As human beings, most of us have brains which automatically attempt to find out information, patterns, stories, and even a sense of aesthetics. An aesthetic is, after all, one's sense of what is good and beautiful, what affects each of us emotionally and psychologically and even sometimes physically.

Let me underscore that last bit, because sighted individuals often seem to forget this: beneath all the linguistic and conceptual abstractions of aesthetics lies the fact that we are talking about reacting to what is, after all, the physical world and it's affect upon us.

This is as true of a map as it is of an illustration of how light is broken down into colors as it moves through a prism. It is as true of how a piece of pottery feels in our hand as it is of a diagram explaining how water is transformed from a river into rain and back into a river which runs to the sea.

Pictures and the things which they represent are important to everyone, and blind people are just as capable as sighted people in appreciating the information, beauty, humor, or whatever else is being conveyed through a picture, given the basic concepts and language needed to make sense of what the picture represents.

Some of you are probably wondering why I am even saying all this, it seems so obvious, and I love you for that. Because the reality is that most of the rest of the world still thinks of making visual media accessible to a blind person as a really funny joke. And while most of my friends are geeky enough that they think of the world as one big hands-on experiment, most blind people when they ask "Can I touch that?" are treated as if they just expressed doing something dirty. (I'm going to skip over the lecture about why it is that our culture thinks of vision as pure and touch as dirty.)

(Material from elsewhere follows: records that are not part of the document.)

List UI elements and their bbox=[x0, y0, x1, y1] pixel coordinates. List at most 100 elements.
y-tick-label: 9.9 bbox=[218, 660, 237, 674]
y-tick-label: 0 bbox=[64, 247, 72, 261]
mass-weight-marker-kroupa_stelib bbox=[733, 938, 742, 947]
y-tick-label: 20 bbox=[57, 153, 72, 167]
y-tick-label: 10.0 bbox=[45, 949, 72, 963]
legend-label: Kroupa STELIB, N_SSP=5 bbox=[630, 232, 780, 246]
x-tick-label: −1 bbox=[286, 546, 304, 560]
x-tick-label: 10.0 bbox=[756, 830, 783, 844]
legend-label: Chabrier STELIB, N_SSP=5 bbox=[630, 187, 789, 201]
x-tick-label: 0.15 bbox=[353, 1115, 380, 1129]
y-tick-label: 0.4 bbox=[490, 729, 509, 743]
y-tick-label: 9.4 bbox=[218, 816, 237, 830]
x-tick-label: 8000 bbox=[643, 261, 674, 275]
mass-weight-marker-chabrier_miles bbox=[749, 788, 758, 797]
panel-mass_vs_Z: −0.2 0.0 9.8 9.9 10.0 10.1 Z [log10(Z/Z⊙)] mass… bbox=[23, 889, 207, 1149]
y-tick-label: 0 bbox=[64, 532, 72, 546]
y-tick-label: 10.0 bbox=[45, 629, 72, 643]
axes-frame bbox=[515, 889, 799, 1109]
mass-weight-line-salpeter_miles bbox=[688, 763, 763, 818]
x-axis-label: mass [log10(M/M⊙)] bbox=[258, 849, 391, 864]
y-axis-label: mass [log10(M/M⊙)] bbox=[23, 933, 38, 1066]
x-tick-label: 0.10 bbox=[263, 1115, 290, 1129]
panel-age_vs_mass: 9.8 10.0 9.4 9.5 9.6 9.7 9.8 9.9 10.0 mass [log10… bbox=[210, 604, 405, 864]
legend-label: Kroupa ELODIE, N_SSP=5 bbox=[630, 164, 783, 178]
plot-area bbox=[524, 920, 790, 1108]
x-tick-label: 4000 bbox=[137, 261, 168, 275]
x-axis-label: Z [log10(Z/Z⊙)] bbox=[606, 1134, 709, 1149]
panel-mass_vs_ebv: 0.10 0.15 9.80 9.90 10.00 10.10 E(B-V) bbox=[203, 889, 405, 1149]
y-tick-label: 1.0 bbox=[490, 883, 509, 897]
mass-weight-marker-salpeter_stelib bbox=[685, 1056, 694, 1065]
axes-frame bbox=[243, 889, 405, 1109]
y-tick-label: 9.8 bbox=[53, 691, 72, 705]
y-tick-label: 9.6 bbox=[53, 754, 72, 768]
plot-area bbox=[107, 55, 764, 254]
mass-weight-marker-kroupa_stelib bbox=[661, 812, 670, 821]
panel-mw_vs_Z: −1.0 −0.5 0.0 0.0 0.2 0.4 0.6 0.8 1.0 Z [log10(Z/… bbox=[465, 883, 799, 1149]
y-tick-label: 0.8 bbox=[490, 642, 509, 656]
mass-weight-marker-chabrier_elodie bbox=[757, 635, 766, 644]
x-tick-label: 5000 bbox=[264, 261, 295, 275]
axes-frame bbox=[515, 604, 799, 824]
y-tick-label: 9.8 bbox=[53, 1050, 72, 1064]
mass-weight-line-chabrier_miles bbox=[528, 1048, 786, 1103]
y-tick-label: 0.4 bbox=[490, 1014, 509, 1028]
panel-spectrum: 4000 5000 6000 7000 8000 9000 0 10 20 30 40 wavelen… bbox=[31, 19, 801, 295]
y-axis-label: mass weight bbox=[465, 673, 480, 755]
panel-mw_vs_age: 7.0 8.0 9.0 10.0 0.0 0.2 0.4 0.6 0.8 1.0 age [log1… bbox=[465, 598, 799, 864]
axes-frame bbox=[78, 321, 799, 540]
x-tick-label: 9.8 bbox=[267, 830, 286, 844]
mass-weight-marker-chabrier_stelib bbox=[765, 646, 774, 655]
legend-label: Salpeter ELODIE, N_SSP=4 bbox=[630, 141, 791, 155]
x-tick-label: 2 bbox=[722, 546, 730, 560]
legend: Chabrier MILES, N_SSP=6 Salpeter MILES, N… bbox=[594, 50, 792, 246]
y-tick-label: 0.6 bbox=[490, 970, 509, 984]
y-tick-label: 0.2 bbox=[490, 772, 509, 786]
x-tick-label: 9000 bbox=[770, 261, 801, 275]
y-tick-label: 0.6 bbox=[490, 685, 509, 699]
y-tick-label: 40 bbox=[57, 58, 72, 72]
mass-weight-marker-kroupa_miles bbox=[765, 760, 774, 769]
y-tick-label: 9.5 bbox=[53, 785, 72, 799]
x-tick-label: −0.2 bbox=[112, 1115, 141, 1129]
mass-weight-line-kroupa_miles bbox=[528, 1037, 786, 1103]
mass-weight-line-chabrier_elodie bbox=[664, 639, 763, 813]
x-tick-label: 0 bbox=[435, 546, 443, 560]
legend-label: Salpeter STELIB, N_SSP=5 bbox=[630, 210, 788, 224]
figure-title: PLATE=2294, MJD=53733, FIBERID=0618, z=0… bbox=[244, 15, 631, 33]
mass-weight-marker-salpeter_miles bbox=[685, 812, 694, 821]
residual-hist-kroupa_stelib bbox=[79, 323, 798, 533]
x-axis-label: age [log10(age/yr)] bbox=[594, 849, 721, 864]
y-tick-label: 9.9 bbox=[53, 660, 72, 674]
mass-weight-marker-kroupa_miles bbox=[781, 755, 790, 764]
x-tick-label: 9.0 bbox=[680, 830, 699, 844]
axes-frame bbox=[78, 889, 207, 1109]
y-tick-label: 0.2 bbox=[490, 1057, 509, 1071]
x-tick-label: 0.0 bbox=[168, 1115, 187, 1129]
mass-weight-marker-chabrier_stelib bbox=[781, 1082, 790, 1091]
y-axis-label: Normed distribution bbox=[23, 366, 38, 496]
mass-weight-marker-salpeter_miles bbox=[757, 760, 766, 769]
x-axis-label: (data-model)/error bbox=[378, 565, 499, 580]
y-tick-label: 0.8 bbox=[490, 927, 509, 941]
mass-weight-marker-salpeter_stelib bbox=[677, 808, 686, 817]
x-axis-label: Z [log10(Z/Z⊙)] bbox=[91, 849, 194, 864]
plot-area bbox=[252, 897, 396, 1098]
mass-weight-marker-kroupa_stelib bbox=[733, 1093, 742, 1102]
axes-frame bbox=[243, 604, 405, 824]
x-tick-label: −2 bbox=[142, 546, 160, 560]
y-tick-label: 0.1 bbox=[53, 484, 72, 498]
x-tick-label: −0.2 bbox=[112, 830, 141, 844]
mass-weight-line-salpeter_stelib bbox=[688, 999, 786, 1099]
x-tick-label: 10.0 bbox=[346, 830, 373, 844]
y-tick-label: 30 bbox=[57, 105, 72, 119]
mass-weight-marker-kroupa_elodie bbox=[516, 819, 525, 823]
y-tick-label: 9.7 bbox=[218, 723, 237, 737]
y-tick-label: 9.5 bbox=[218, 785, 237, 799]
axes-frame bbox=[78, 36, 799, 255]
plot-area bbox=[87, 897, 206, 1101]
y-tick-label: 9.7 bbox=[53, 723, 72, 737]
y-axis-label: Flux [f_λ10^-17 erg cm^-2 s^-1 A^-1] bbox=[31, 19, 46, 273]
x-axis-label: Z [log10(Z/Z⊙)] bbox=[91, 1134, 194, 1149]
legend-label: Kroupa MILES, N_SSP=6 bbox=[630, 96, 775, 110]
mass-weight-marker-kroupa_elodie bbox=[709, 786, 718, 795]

These are the sort of attitudes which are discussed in _Because Pictures Matter_, and it is the exploration of these attitudes which take up the majority of the text. There is a very short list of resources which includes a recipe for kitchen clay, but this book is mostly aimed at opening up the minds of parents and teachers who might be resistant to the idea of letting children touch, or may be clueless as to where to begin regarding translating visual media into tactile objects.

Which is not to minimize how important this book is, because it is a very important and very useful little book, one which I wish some of my college professors had had to read.